Several films, including Seventh
Heaven were done more than once over the shows long run with entirely
different casts.
A
short list of just some of the stars who appeared on the show included, Lauren Bacall, Wallace Beery, Jack Benny, Humphrey
Bogart, James Cagney, Joan Crawford, Cary Grant, Jean Harlow,
Bing Crosby, Bette Davis, Irene Dunne,
Deanna Durbin, Judy Garland, Betty Grable,
Carole Lombard, Rita Hayworth, Bob Hope, Betty
Hutton, Fredric March, Robert Mitchum, Paul Muni, Tyrone Power,
Mickey Rooney, Barbara Stanwyck, Robert
Taylor, John Wayne, and Orson Welles.
The
show was broadcast in front of a live audience at the Lux Radio Playhouse at 1615
North Vine Street in Hollywood, a theater building owned by Howard Hughes.
DeMille’s
long tenure as host came to an acrimonious end, a result of class politics and
the post-World War II Red Scare. DeMille was one of Hollywood’s most
outspoken conservatives and an anti-communist who not only cooperated
with the House Un-American Activities
Committee but led the charge to get leftists out of the industry and
especially out of the unions. In order to appear on the radio DeMille
had to be a member in good standing of the
American Federation of Radio Artists (AFRA). The union was part of a campaign to convince
the California Assembly to pass closed shop legislation which DeMille
voraciously opposed. The union assessed each
member for a one-time payment of $1 to support the campaign. DeMille refused to pay and was suspended by
the union. By contract with CBS he could
not continue on the air. DeMille later
claimed that whole thing was a Communist sham to get him off the air.
The
show continued with other hosts, but was soon facing other challenges, chiefly
the rise of television which was
disrupting both the radio and movie businesses. With ratings falling, the show left CBS and
returned to NBC in the fall of 1954, going off the air at the end of its second
season there.
Meanwhile Lever Brothers launched Lux
Video Theater as a half hour program on CBS-TV in 1950 broadcasting
from New York.
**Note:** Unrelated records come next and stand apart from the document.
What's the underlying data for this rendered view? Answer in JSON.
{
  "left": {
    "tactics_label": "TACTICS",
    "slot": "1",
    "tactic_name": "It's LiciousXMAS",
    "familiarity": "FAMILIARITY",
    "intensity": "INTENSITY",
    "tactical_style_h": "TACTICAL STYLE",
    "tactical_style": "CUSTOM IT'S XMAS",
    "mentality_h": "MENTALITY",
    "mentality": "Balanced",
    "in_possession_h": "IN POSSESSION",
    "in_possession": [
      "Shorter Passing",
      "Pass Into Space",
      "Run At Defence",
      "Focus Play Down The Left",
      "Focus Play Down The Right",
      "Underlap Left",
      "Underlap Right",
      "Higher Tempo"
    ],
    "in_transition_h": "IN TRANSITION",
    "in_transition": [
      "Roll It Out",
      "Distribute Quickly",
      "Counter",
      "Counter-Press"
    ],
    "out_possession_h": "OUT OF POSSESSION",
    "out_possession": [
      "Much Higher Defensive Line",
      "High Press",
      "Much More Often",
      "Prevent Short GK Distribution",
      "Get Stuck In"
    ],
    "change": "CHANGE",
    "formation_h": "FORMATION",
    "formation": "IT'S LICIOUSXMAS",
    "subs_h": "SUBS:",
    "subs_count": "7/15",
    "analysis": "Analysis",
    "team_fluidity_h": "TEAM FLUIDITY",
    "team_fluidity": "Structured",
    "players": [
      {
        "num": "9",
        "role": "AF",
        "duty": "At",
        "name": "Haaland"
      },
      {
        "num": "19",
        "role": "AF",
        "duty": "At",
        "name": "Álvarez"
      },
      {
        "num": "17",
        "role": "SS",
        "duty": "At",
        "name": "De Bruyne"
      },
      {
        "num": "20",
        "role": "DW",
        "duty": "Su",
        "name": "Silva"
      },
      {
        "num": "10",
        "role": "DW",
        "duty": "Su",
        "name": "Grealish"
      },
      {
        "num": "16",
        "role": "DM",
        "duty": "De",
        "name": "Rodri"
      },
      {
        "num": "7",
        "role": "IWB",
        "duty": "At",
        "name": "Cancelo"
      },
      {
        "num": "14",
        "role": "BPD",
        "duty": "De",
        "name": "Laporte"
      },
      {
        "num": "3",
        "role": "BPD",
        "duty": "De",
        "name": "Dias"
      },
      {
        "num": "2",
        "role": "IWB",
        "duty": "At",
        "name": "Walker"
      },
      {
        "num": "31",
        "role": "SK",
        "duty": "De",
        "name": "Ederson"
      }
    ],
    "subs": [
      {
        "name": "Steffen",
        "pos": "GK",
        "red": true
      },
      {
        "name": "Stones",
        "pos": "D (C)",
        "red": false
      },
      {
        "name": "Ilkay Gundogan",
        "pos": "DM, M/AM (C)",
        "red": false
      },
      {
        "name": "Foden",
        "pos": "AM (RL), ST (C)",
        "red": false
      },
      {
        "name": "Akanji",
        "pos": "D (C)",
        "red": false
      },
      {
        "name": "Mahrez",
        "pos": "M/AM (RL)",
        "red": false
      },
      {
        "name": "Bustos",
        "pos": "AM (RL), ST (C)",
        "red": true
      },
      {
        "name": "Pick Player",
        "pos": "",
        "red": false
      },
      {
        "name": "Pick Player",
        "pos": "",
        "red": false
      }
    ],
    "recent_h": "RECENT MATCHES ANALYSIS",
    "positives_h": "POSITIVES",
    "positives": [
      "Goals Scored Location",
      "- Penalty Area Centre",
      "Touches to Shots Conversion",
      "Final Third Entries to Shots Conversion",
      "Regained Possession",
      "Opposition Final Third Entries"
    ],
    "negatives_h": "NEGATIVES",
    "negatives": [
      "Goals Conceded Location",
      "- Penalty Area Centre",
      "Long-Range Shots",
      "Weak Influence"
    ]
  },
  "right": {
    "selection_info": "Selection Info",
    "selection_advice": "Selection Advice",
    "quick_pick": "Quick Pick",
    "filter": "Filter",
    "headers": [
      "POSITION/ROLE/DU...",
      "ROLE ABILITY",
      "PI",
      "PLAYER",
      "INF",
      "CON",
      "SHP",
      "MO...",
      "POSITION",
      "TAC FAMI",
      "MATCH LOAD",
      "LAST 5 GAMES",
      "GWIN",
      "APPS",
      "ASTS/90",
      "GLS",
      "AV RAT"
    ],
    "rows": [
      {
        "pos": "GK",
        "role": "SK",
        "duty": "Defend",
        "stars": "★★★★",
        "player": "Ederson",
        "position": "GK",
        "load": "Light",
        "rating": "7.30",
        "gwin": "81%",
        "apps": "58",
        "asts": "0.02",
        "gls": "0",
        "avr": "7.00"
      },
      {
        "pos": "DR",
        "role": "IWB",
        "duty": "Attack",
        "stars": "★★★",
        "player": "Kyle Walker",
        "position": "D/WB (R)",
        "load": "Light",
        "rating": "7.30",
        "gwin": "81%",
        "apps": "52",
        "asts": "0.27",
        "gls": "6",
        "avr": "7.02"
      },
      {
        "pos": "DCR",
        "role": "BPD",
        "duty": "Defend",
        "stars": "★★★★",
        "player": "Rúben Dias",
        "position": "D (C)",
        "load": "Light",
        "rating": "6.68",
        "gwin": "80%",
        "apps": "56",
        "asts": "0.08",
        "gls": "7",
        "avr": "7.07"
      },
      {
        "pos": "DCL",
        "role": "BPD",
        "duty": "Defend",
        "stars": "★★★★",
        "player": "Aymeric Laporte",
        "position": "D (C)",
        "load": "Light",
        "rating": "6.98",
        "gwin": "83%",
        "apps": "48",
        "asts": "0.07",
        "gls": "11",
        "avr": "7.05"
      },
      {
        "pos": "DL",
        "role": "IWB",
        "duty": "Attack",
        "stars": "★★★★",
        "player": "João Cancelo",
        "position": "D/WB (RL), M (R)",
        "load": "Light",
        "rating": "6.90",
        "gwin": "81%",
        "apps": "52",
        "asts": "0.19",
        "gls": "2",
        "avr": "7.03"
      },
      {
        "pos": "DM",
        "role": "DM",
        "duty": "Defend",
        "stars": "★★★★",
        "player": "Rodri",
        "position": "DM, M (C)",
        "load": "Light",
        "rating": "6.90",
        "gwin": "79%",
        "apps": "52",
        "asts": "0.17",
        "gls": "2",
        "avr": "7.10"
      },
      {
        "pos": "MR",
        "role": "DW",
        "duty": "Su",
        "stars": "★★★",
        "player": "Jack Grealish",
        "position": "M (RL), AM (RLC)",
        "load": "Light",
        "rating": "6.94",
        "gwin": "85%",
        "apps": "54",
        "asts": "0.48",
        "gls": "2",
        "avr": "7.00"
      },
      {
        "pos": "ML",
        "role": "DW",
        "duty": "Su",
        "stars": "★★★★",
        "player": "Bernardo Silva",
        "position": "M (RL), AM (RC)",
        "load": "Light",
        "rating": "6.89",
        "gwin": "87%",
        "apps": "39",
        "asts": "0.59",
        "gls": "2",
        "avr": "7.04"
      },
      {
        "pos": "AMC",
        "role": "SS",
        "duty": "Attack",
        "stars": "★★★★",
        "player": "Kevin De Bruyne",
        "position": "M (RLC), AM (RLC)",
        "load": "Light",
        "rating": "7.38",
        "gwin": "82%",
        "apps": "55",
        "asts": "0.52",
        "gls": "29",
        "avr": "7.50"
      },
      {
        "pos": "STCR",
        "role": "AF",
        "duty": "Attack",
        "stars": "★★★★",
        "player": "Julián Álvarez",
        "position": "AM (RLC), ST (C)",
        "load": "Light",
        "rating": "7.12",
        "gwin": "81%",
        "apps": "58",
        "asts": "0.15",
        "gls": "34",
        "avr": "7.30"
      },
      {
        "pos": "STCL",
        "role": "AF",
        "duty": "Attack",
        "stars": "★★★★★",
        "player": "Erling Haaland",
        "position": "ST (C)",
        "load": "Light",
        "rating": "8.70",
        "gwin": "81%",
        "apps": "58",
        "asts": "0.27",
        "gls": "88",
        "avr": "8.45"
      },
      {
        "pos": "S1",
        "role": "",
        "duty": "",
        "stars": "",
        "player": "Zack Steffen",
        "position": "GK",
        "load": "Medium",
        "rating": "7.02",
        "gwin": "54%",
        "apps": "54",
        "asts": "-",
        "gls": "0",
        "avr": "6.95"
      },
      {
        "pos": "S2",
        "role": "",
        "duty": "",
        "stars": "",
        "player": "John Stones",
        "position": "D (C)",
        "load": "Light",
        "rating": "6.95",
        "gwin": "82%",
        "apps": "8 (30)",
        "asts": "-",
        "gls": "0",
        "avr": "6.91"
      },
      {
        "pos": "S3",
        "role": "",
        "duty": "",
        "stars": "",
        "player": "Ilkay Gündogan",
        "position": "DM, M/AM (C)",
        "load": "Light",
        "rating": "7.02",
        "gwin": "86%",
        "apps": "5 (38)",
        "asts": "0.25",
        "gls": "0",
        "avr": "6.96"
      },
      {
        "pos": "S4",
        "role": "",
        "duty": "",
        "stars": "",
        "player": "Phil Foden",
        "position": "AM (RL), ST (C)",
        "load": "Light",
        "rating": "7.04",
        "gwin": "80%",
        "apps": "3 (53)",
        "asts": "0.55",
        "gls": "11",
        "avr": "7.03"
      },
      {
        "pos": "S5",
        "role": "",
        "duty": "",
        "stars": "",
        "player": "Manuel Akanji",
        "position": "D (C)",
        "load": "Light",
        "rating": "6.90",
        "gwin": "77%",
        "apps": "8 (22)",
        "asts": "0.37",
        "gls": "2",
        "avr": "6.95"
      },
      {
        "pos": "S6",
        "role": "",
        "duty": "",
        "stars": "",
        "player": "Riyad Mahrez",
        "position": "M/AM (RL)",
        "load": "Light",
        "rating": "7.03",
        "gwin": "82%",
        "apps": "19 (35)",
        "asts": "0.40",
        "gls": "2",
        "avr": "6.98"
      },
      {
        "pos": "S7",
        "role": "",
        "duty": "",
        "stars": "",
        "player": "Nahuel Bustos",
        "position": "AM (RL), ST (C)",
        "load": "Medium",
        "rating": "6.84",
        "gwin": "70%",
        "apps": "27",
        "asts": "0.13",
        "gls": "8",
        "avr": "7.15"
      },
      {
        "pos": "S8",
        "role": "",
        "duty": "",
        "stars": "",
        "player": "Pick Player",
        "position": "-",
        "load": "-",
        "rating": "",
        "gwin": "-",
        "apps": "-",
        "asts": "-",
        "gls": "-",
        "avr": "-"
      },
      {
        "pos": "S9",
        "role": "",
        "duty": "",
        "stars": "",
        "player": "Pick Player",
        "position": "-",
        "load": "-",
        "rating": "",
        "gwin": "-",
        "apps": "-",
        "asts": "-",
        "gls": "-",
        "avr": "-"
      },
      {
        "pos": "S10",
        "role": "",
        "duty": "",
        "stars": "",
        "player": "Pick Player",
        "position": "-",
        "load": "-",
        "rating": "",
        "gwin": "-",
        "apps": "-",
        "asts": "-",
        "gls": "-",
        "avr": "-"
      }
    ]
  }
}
In ’53 it, too, relocated
to California and the next year expanded to an hour and jumped to NBC. That show competed with other Golden Age of Television anthology shows
like Playhouse
90, and the U.S. Steel Hour until it went off the air in 1957.
Today
many episodes of the Lux Radio Theater have
been packaged on CDs and are
available by download to I-Pods and computers.